Ancak pek çok insan gibi İsrail'in Filistin meselesindeki uzlaşmaz ve Birleşmiş Milletler kararlarını hiç sallamayan tutumunu gördükten sonra bu ülkeye dönük kanaatlerimde bazı değişmeler oldu. Özellikle Gazze'de günahsız kadın ve çocuklara yönelik katliam bu ülkenin gerçek ve ciddi bir devlet olup olmadığından bile kuşku duyma ihtiyacı hissettim. Bu arada son günlerde iki ülke arasında çıkan sorunlar karşısındaki İsrail'in tutumu, bizim gibi bu ülkeye düşmanca bakmayan insanlarda dahi derin kuşkular yaratmış durumdadır.
***
Bir kere bir hususu belirtmek gerekiyor. İsrail'in Türkiye'de çok derin bir nüfuzu var. Bunların bir kısmı silah tüccarı işadamlarıdır. Bir kısmı maalesef bazı askerlerdir. Bazı gazeteciler yine bu ülkenin gönüllü lobisini yapanlar arasındadır. Bu lobiler yıllar içinde Türkiye'ye bir efsaneyi mutlak gerçekmiş gibi kabul ettirmişlerdir.
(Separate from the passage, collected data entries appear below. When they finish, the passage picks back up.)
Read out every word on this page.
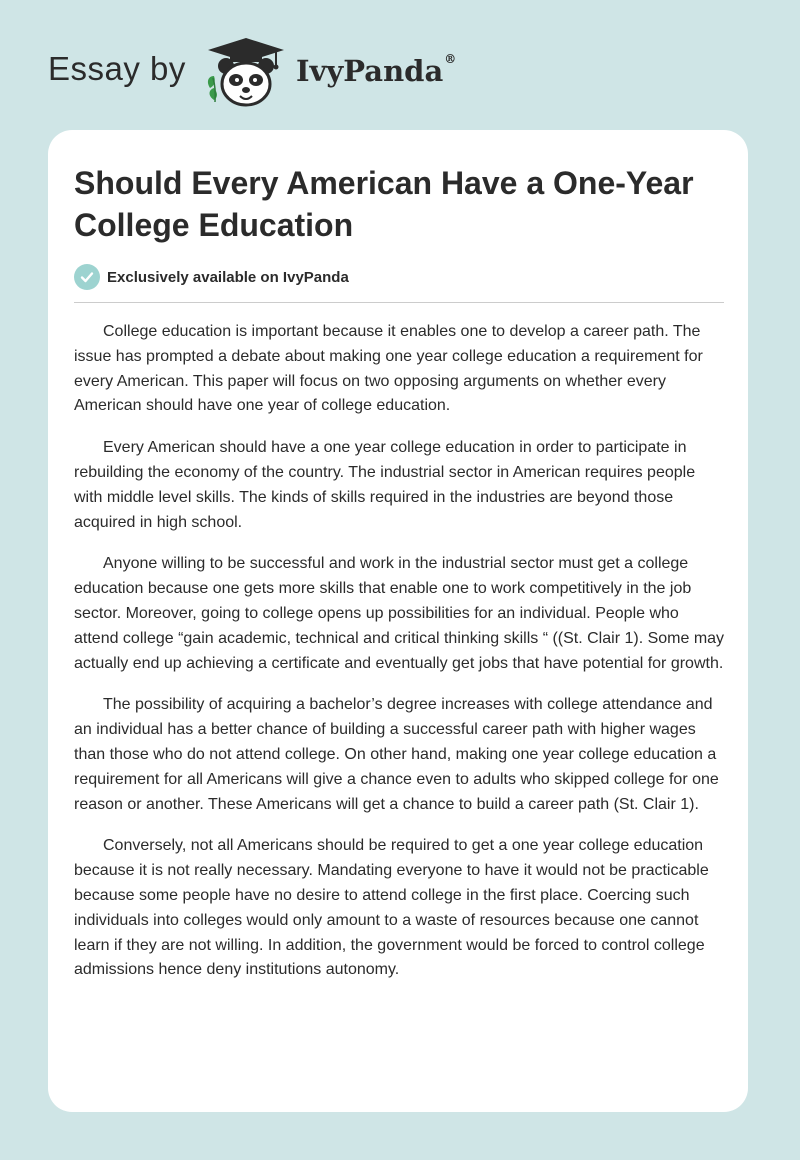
Essay by	IvyPanda®
Should Every American Have a One-Year College Education
Exclusively available on IvyPanda

College education is important because it enables one to develop a career path. The issue has prompted a debate about making one year college education a requirement for every American. This paper will focus on two opposing arguments on whether every American should have one year of college education.

Every American should have a one year college education in order to participate in rebuilding the economy of the country. The industrial sector in American requires people with middle level skills. The kinds of skills required in the industries are beyond those acquired in high school.

Anyone willing to be successful and work in the industrial sector must get a college education because one gets more skills that enable one to work competitively in the job sector. Moreover, going to college opens up possibilities for an individual. People who attend college “gain academic, technical and critical thinking skills “ ((St. Clair 1). Some may actually end up achieving a certificate and eventually get jobs that have potential for growth.

The possibility of acquiring a bachelor’s degree increases with college attendance and an individual has a better chance of building a successful career path with higher wages than those who do not attend college. On other hand, making one year college education a requirement for all Americans will give a chance even to adults who skipped college for one reason or another. These Americans will get a chance to build a career path (St. Clair 1).

Conversely, not all Americans should be required to get a one year college education because it is not really necessary. Mandating everyone to have it would not be practicable because some people have no desire to attend college in the first place. Coercing such individuals into colleges would only amount to a waste of resources because one cannot learn if they are not willing. In addition, the government would be forced to control college admissions hence deny institutions autonomy.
O da şudur: Türkiye'nin Ortadoğu'da ve Amerika'da işlerinin yolunda gitmesi için İsrail'e ihtiyacı vardır. Bu korku üzerinden Amerika'daki Yahudi lobisi bizim devlet adamlarımızı yıllarca idare etti. Yine bu korku yüzünden Türkiye İsrail'e her vakit neredeyse süper güç muamelesi yaptı ve birçok imtiyazlar verildi. Ancak, ilk olarak bu ilişkinin gerçekçi bir zemin üzerinde yaşanan bir ilişki olmadığı, İsrail'in bölge ülkeler üzerinde yürüttüğü terörize etme ve sindirme politikalarının bu ilişki biçiminin yarattığı şımarıklıktan kaynaklandığı Başbakan Tayyip Erdoğan tarafından deşifre edildi.
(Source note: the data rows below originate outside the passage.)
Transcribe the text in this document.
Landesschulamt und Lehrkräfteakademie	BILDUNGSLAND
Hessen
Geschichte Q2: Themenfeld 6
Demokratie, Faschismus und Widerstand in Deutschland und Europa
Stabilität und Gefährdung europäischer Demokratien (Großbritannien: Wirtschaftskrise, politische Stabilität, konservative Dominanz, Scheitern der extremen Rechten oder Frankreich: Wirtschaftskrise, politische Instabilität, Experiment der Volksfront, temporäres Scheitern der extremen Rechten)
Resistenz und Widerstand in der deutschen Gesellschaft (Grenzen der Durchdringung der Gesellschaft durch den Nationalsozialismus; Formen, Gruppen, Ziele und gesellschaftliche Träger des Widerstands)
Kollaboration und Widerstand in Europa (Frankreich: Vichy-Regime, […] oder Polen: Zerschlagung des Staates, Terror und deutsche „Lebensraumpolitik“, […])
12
Üstelik sanıldığı gibi bunun miladı Davos'daki "One minute" çıkışı da değildir. Çok daha önceleri İsrail, Suriye sınırını bombalamış ve bazı bombalar Türk tarafına düşmüştü. Ama Gazze katliamı bardağı taşıran damla oldu. Bugün Başbakan Erdoğan tarafından yerli yerine oturtulan ilişki tanımı şudur:
Türkiye'nin İsrail'e değil, İsrail'in Türkiye'ye ihtiyacı vardır, bir. İkincisi, İsrail bölge ülkelerine ve Filistinlilere yönelik Türkiye yokmuş gibi davranarak politika belirleyemez ve uygulayamaz. Üçüncüsü, ABD'deki Yahudi lobisi Türkiye'ye karşı bir tutum içinde olacaksa bu Türkiye'nin sorunu değil, ABD yönetiminin sorunudur.
***
İsrail'in eski şehir efsaneleri üzerinden Türkiye ile ilişki yürütmesinin artık mümkün olmadığını anlaması gerekiyor. Gazze'de günahsız insanları katledip ertesi günü Konya semalarında jet uçurabileceklerini sanıyorlarsa, çok yanılıyorlar. Diğer yandan TRT'nin yayına soktuğu "Ayrılık" adlı diziye İsraillilerin gösterdiği tepkileri de anlamak mümkün değildir ve bu tepkinin gösteriliş biçimi kesinlikle iki ülke ilişkilerine zarar verici niteliktedir.
Öte yandan İsrail'in bütün bu olaylardan ders almak ve samimi olmak yerine, o bildik propaganda makinesini harekete geçirdiğini görmekteyiz. En son olarak İsrail'in eski İstanbul Başkonsolosu Moti Amihai, yaptığı açıklamada, "Türkiye'nin son dönemdeki politika değişikliğine gittiğini, hatta bu çerçevede, 'Ordunun giderek İslamlaştığı'nı ileri sürdü. Bu yapılan komik ve o meşhur Yahudi aklını temsil etmeyen bir davranıştır. Anlaşılıyor ki, İsrailliler değişimin hala farkında değiller. Bu tür davranışlar İsrail'i değerli bir dostluktan biraz daha uzaklaştırmaktan başka bir işe yaramaz.
Eski günler bitti ve bir daha geri gelmeyecek!